まず窓辺には流木とリネンで作成したカーテン。

「ここに引っ越してきたときに“目隠しに何かかけなきゃ”と応急処置的に作ったものなんです。普通の布屋さんでリネンの生地を買い、ホームセンターで購入した流木をカーテンレールにワイヤーで吊して、結びつけました。ラフな感じで自然光が入るところが気に入っています」。

そして寝室を印象づけるベッドもDIY。スモーキートーンの壁に木の質感が映えます。

「DIYといっても通販で購入した木製パレットを並べて置いただけですが、気に入っています。寝心地も悪くないですよ」。

ベッドの隣の飾り棚も吉田さんの手作り。
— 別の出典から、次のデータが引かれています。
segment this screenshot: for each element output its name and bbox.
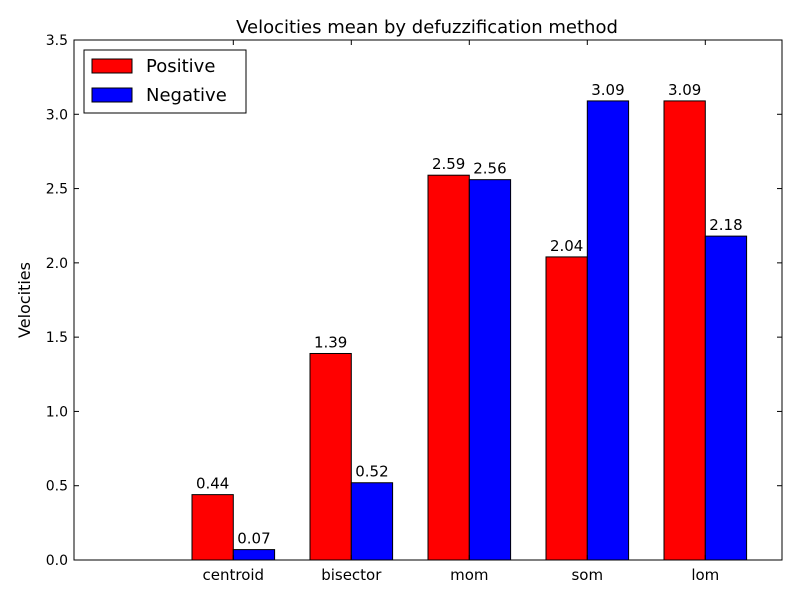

ホームセンターでブロックと白い板を買い、ガラスの板は通販でサイズを測ってオーダーしました。

「ベッドやテーブルなどウッドのものが多かったので、木とは違う素材感を出したくて、ザラザラしたガラスやブロックを使ってみました。これなら好きな場所に置けるし、レイアウトの変更も楽です」。

「着心地」から「居心地」へ。求められる“心地よさ”の枠が広がっている

いまやインテリアにすっかりハマり、「服よりも考えるのが楽しいくらい」と目を輝かせる吉田さん。最近はインテリアの取材も増え、ファンからの反響も大きいそう。

「私もみんなもいい感じに年を重ね、家づくりやインテリアを考える時期にきているのかも。インスタグラムにUPしたときも、インテリアのポストはすごく反響があります」。

機会があれば、いろんなの人のインテリアコーディネートも手掛けていきたいそう。

「インテリアもファッションも全体のバランス、そして自分が心地良いかどうかを考えながらコーディネートしていく感覚は同じです。みんなも同じように考えてきているからこそ、『ライフスタイル』の需要が高まっているのかもしれないですね」。


吉田怜香さん
1987年8月6日生まれ。2011年、アパレルブランド「UNGRID(アングリッド)」のプロデューサーに就任し、その後独立。現在は自身のブランド「TODAYFUL」を取り扱うライフスタイルショップ「LIFE’s #203(ライフズ #ニイマルサン)」のディレクターとして活躍する。卓越したセンスで20~30代の幅広い女性に支持されている。